Perspective taking seems more important than ever in our increasingly complex and interconnected world. As program planners and evaluators, much of our work centers around gathering and making sense of multiple perspectives on a program or challenge. We’d like to share a simple story along with some ideas and resources we’ve curated.
A few years ago, Jennifer was strolling through Pike Place Market in Seattle, Washington. She was heading to a women’s leadership retreat and arrived early to explore the area. As she wandered through the maze of fish and flower stalls, she found a tucked away corner where artists and artisans displayed locally-made crafts. A small gray ceramic dish with bold, black spirals and lettering caught her eye so she went in closer to investigate. When she was close enough she read could the words etched into the clay:
Don’t believe everything you think.
Jennifer picked up the dish so she could take a picture of it and send it to Robin, Tara, and KKaye. For the four of us, Don’t believe everything you think is a reminder of the importance of perspective taking, the ability to look at information or a situation from multiple points of view. Perspective taking helps us become more aware of our biases as we try to make sense of the complexities of the in which world we live. It’s an art, a skill, and a practice that can benefit everyone in almost all circumstances.
Join Jennifer for a 45-minute online community call on Monday, March 28 at 4:00pm (Central Time) to explore and practice tools for perspective taking. She’ll create space to explore the nuggets from in this newsletter, offer tools for personal reflection, and invite community conversation. Register here and share with colleagues and friends to invite them to join!
A belief is a habit of thought
“Neurons that fire together, wire together.” Simply put, the more a pathway in the nervous system is activated, the stronger that pathway becomes. This is true for behavioral habits as well as habits of thought (aka beliefs). Additionally, the way we perceive a situation strongly influences how we act. Check out this article published by the Wharton Neuroscience Initiative to learn more about how perspective-taking helps us by both giving us access to more information than we would have without it, and also by increasing activity in the brain centers involved in creative problem-solving.

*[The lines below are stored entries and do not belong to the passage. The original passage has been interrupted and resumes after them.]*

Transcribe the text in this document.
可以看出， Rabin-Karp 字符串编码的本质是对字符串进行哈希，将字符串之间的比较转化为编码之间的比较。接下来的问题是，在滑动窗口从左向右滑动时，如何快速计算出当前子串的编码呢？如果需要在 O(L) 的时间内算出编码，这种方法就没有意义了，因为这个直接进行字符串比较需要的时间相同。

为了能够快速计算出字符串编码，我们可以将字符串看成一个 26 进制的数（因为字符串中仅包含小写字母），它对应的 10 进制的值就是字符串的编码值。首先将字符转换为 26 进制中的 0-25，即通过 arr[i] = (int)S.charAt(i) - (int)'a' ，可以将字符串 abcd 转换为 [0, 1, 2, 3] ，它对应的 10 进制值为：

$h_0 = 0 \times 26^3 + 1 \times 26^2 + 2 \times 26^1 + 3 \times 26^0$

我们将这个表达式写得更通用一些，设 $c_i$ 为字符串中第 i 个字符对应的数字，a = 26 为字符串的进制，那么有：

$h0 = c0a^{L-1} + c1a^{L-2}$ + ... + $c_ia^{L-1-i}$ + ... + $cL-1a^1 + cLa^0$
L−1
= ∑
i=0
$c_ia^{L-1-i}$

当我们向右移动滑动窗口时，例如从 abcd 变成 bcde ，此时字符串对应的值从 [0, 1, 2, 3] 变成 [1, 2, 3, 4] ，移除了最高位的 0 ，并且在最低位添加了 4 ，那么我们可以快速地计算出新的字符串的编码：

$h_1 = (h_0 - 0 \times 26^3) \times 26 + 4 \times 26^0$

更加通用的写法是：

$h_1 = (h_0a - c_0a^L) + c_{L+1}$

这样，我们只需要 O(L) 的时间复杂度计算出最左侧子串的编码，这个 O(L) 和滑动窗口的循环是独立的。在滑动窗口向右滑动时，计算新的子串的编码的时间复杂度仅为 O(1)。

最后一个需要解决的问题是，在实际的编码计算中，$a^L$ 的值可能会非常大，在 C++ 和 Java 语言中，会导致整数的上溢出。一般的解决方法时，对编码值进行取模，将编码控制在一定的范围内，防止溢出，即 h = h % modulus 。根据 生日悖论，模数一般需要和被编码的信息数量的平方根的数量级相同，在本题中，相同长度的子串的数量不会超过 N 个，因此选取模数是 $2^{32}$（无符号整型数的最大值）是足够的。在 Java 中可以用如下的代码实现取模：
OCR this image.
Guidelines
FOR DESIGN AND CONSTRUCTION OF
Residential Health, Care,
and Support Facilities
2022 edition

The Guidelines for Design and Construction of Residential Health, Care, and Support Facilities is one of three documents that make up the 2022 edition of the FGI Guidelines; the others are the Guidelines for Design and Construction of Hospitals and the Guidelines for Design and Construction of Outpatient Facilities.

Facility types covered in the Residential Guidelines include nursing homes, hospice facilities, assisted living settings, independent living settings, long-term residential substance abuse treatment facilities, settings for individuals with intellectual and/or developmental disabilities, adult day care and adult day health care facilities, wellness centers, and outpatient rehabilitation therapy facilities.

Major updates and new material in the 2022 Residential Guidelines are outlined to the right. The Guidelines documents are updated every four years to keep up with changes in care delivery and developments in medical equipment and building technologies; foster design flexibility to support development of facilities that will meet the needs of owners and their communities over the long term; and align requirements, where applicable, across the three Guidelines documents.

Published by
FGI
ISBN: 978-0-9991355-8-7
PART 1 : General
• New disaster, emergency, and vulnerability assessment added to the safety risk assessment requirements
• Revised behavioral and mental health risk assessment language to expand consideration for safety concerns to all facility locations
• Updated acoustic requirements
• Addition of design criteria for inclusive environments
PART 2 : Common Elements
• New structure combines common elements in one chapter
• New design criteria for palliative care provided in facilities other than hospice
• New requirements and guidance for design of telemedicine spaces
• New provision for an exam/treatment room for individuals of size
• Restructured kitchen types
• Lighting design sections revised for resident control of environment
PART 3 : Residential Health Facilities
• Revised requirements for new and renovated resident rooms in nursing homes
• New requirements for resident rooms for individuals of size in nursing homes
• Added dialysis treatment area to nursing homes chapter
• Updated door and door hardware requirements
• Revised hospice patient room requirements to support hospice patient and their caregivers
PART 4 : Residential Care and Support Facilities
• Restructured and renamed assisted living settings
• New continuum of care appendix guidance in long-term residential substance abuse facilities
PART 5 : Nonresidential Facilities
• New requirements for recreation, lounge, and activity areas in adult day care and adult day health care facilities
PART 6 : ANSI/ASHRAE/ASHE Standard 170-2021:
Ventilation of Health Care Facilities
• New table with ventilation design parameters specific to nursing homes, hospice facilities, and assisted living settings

Perspective taking can expand our story
Our minds create stories about the world based on our own experience and observations. Once we’ve created a narrative about a person, situation, or problem, we become attuned to things that confirm the story we already believe to be true. In other words, we see it when we believe it more often than the other way around. This is often referred to as confirmation bias.
Perspective taking forces us to pay attention to biases and ask questions that can disrupt habitual patterns of thought. Taking on new perspectives as a simple thought experiment can be a powerful tool for building empathy, opening up to new insights, and expanding possibilities for collaboration and action.
Simple rules for navigating perspective taking
1. Slow down to create space.
Perspective taking requires us to pause, disrupt our habitual patterns of thinking and observing the world, and use intention to get inside a different point of you. Watch this 17-minute TED Talk in which Roger Aronsen uses examples from mathematics to illuminate the ways slight change in perspective can reveal patterns, numbers, and formulas as the gateways to imagination, empathy, and understanding
2. Be open to what emerges.
As you consider different points of view, ask curious questions and journal about the answers or discuss with your team. Some suggestions include:
- What is the story I/we are telling? What’s another story that could be true?
- What assumptions am I/we making? In what ways might we be wrong or misguided?
- What would the situation look like from the perspective of….my friend? my arch rival? my client? my boss?
Know that it’s natural for discomfort to come up as you consider perspectives different from your own. Explore more about how beliefs form a part of your identity in this interactive online tool created by Clearer Thinking to support critical thinking.
3. Move forward with clarity, intention, and courage.
Ultimately, practicing perspective taking can broaden our scope of understanding. Over time, we can we can feel more confident that the decisions we make—both personally and in collaboration with others—are aligned with what matters most. This article on perspective taking by AMP Creative outlines the benefits of making perspective taking a practice both in personal and professional life. They include a daily practice that can be used any time you encounter a challenge, misunderstanding, or disagreement.